Но осталось, что и мне сказать. А именно то, что это импрессионистическое свойство Анчарова объясняется вторым его дарованием – живописью. Художник-живописец видит мир ярко, выпукло, цветно. Как мне кажется, эта психофизическая особенность Анчарова и определила особенности его литературы.
Выдающийся советский искусствовед Нина Александровна Дмитриева, стоящая как-то в стороне от официально признанных, исследовавшая творчество таких неповторимых, единственных в своём роде художников как Врубель, Ван Гог и Пикассо, занималась и вопросами литературного и художественного творчества, она писала: «Природа слова и зримого изображения глубоко различны. Язык по своей природе философичен… Литература начинает прямо с выражения смысла явления, а живопись подводит к нему, исходя из изображения самих чувственно воспринимаемых явлений».
В повести «Золотой дождь» Анчаров совершенно автобиографично писал о своей любви к технике акварели и желании работать в ней, но всегда работал маслом. Ему акварель казалась неким высшим, духовным проявлением, а масло своей сугубой плотскостью, материальностью казалось материалом, принадлежащим более низким пределам.
Сохранилось много этюдов и несколько картин Анчарова. Из них лучшими являются этюды Благуши, её маленьких дворов, стиснутых домами. В них такая мощь, сила. Но они, как и всё остальное у него, никак не соотносятся с импрессионизмом французов, создавших это направление в искусстве. У них мир лёгкий, фееричный, без драматизма. Русский импрессионизм Коровина и Серова был полон не только энергии жизни, но и энергии драмы. Таков Анчаров в своих благушинских этюдах и литературе.

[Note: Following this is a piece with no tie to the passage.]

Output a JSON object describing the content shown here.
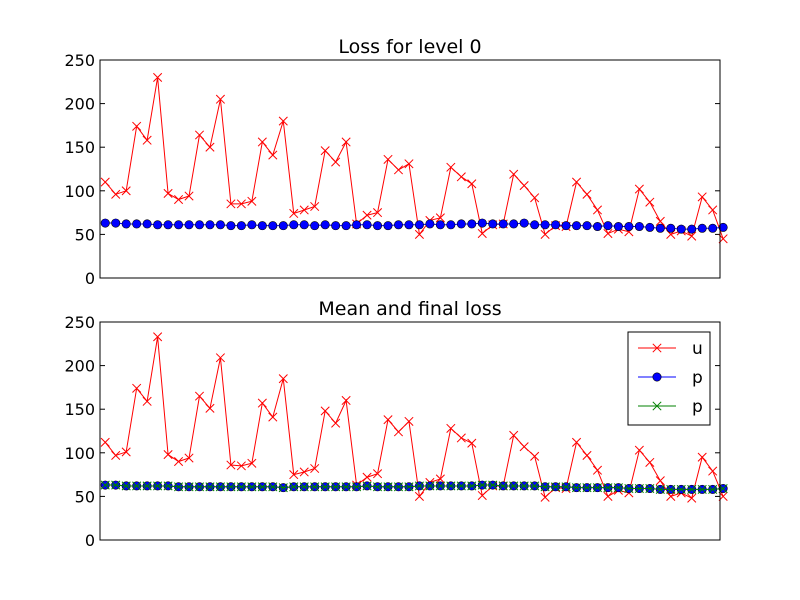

Импрессионизму также был не нужен сюжет, повествование. А. Кулагин в конце своего замечательного предисловия писал, что Анчаров в 1970-х годах стал тяготеть к крупным романным формам, но ощутил противоречие – сам текст противился укрупнению, терялась импрессионистичность главной задачи. Художники-импрессионисты больших картин никогда не писали. Этюд был главной и единственной формой их выражения. Во всем мире живописи смогли это сделать лишь два мастера кисти – наши Репин и Суриков, сумевшие объединить две задачи.
Среди отечественных художников слова только у Константина Паустовского я нашла подлинную «живописность» видения в литературе. Прочтите его повесть «Кара-Бугаз», в ней совершенно художническое понимание всего увиденного. Да, Паустовский понимал живопись, недаром ему принадлежат талантливые повести о русских художниках Оресте Кипренском и Михаиле Нестерове. Но Паустовский не был сам живописцем, не умел писать картины, поэтому его описания все же находятся в поле действия литературы.
Так Михаил Анчаров единственный из известных нам писателей, который свой дар живописного восприятия действительности сумел переплавить в литературную форму и добился результата.
И все же главным для меня является в нем то, что он не был поклонником «чистого искусства». Главное – это его искренность, человечность и правдивость. Приведу цитату из большого сборника, подготовленного Ю. Ревиным и В. Юровским «Михаил Анчаров. Писатель, бард, художник, драматург» 2018 года: «Анчаров был единственным, сумевшим не только выделить из коммунистической идеи все хорошее, что в ней содержалось, но и полностью очистить этот идеал от налипшей на него политической грязи и сохранить его в таком виде для потомков. Он был тем, кто сформировал и придал законченность идеалам целого поколения. Но место неофициального и непризнанного, но самого настоящего властителя дум поколения „шестидесятников“ остаётся за ним навсегда». Этот анчаровский идеализм и романтизм нужен сегодня нам как никогда, без него мы задохнёмся.